Similar possibilities have Adobe Acrobat, but it is non-free and Windows-only.
-
Hastur over 8 yearsIn okular you can put bookmarks in each part of a pdf and they will be shown in a column of bookmarks, regardless if the file is open or not. Then you click and... It's not what you are searching for but it could work. To physically merge more pdf in only one you can use latex... BTW your question it will be probably closed because the software suggestion are off topic. It should be different if you were trying to do a script that
find
s all the pdf with their location, splitbasename
anddirname
and put all in a tex container to be compiled to have your file and you stop somewhere. ;) -
NZD over 8 yearsHave a look at unix.stackexchange.com/q/17065/121614
-
yanpas over 8 years@Hastur well gs script would be OK for this purpose ) I do not have source files, only pdfs, so I do not understand how latex can help
-
Hastur over 8 years@yanpas: I didn't understand well: do you want to create, let we say, a book with included a bunch of pdf files and with an index in the beginning (or in the ending) with hyperlinks to the page from which each article starts in the book, or do you want to create an index with link that points to the file on the HDD? I suppose the 1st. Can you confirm it?
-
yanpas over 8 years@Hastur the answer is closer to the first. Me and my groupmates are preparing about 100 questions to the exam, each of us is doing his own part in editor he prefers and send me his result in pdf format. Then I merge all pdfs to output.pdf.
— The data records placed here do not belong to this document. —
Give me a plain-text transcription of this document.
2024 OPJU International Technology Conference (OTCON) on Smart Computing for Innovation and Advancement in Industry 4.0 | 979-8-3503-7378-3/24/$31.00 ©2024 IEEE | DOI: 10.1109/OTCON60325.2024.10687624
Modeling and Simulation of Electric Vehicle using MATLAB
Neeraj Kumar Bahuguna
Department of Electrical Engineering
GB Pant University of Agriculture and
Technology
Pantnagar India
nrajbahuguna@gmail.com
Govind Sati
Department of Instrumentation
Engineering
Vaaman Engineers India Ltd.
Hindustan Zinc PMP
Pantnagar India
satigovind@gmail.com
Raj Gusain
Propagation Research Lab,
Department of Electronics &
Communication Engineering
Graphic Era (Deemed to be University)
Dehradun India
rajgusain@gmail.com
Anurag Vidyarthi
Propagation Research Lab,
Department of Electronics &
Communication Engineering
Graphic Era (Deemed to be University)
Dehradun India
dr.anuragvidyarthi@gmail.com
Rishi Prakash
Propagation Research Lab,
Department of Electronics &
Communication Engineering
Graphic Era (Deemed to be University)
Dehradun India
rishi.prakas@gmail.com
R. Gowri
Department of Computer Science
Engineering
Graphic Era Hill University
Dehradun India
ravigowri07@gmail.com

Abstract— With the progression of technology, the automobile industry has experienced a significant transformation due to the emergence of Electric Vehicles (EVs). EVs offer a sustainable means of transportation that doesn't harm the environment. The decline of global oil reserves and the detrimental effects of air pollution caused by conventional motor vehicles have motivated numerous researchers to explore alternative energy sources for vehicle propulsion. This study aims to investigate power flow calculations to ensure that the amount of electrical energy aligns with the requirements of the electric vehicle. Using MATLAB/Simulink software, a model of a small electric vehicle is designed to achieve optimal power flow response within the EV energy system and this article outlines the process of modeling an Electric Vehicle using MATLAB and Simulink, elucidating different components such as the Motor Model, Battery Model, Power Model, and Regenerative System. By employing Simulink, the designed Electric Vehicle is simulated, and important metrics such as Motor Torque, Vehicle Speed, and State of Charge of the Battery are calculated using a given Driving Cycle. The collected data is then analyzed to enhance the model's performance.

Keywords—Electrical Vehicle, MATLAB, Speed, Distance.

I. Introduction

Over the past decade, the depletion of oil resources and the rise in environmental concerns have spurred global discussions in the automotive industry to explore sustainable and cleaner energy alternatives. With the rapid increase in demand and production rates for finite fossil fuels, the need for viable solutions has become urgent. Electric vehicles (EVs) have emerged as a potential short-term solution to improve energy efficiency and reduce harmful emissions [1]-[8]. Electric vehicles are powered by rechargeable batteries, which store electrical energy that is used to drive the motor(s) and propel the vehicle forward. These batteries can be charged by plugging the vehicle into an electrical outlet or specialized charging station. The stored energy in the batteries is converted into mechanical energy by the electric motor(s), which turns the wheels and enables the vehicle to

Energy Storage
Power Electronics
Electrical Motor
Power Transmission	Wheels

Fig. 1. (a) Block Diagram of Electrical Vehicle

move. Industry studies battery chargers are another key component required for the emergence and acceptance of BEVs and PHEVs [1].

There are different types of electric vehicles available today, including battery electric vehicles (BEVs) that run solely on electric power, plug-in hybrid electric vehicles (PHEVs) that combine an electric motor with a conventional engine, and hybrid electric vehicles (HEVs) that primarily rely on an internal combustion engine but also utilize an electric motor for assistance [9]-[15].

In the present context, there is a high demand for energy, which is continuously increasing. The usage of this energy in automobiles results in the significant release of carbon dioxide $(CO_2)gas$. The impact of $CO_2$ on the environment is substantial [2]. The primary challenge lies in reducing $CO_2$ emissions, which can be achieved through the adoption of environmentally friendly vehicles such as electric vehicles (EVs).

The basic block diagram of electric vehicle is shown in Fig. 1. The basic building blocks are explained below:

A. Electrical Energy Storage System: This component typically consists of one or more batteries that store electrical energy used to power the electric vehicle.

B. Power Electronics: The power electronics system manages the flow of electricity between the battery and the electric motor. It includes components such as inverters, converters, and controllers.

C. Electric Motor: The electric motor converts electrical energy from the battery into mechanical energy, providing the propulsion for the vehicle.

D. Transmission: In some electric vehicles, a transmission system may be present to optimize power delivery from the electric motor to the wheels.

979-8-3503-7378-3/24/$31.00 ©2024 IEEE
For easier navigation I would like outer.pdf to have a bookmark list (when i clikc on this list - I am moved to the section of document which is related to the bunch of answers. Something like i.imgur.com/hQQwp6i.png
-
Hastur over 8 years@yanpas Feel you free to add the packages you need and modify it for your purpose :) I tested it works on my system. Let me know.
-
Xen2050 over 8 yearsWhy not all just use the same file format, one that's better suited to editing, cut&paste? Like ODF (Libreoffice), Word, etc? Or, if each person can't be bothered to use the same program, then you open each file in it's own format, then cut & paste into your favourite one?
-
yanpas over 8 years@Xen2050 I've described only one case, sometimes a have nothing but pdfs from internet and I still need strcuture in final pdf
-
-
Nathan over 3 yearsThanks for this! It's a very useful little script.
-
Ur Ya'ar about 3 yearsMy files are named "Lecture_#.pdf" where # is a number, and it does what you intend but the order is not right - instead of going 1,2,3,... it goes 10,11,12....1,20,21,.... can this be fixed?
-
Ur Ya'ar about 3 yearsThis is exactly what I'm looking for! Could you add more detailed installation instructions?
-
Ur Ya'ar about 3 yearsThis also happens when I just want te merge in pdftk, so to get the correct order I use Lecture_{1..27}.pdf instead of Lecture_*.pdf. but I know the exact name and number of files...
-
James Wright over 2 yearsI updated the python script to be 3.X compatible and put it in the following gist.